Laut Politanalyst Günay können Demos Demokratisierung in Türkei vorantreiben.


"Wiener Zeitung": Werden die Proteste politisch überhaupt etwas ändern? Die AKP von Premier Recep Tayyip Erdogan hat ja eine absolute Mehrheit.Cengiz Günay: Die parlamentarische Opposition ist durch die Demonstrationen nicht gestärkt, es gibt hier auch keine tragfähige Alternative zur AKP. Die Protestbewegung wiederum kann ihre Kraft nicht in eine politische Partei umwandeln. Dafür haben aber die Proteste gezeigt, dass es in der Türkei Grenzen für die Regierung gibt, wie weit sie ihre Gewalt ausüben kann. Dass sie Minderheiten und die Zivilgesellschaft nicht einfach beiseite schieben kann.
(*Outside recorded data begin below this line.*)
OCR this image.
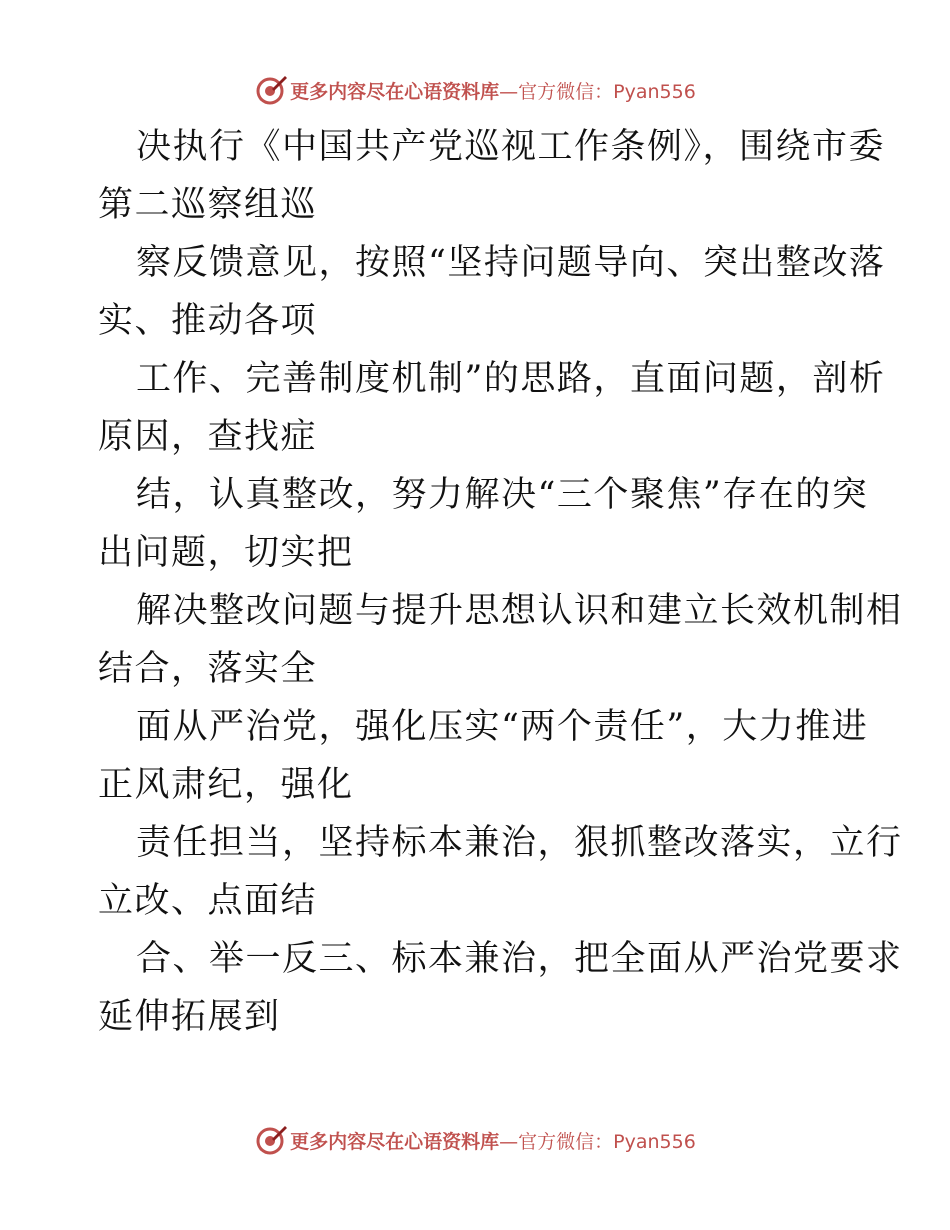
更多内容尽在心语资料库 —官方微信：Pyan556

决执行《中国共产党巡视工作条例》，围绕市委
第二巡察组巡

察反馈意见，按照“坚持问题导向、突出整改落
实、推动各项

工作、完善制度机制”的思路，直面问题，剖析
原因，查找症

结，认真整改，努力解决“三个聚焦”存在的突
出问题，切实把

解决整改问题与提升思想认识和建立长效机制相
结合，落实全

面从严治党，强化压实“两个责任”，大力推进
正风肃纪，强化

责任担当，坚持标本兼治，狠抓整改落实，立行
立改、点面结

合、举一反三、标本兼治，把全面从严治党要求
延伸拓展到

更多内容尽在心语资料库 —官方微信：Pyan556
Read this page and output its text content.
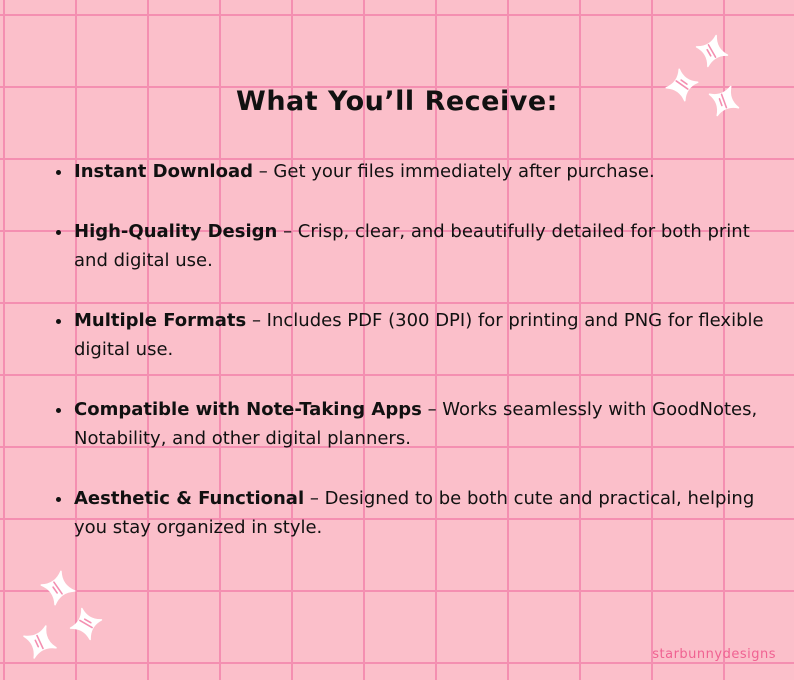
What You’ll Receive:
• Instant Download – Get your files immediately after purchase.
• High-Quality Design – Crisp, clear, and beautifully detailed for both print and digital use.
• Multiple Formats – Includes PDF (300 DPI) for printing and PNG for flexible digital use.
• Compatible with Note-Taking Apps – Works seamlessly with GoodNotes, Notability, and other digital planners.
• Aesthetic & Functional – Designed to be both cute and practical, helping you stay organized in style.
starbunnydesigns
Wir beobachten eine wichtige Phase im Demokratisierungsprozess der Türkei. Zum ersten Mal greifen nicht undemokratische Kräfte wie das Militär ein, wenn der politische Prozess aus dem Lot gerät, sondern die Zivilgesellschaft zeigt auf.

Könnten die Proteste Anlass sein für das Militär oder Teile der Justiz, die Erdogan entmachtet sehen wollen, auf den politischen Zug erneut aufzuspringen?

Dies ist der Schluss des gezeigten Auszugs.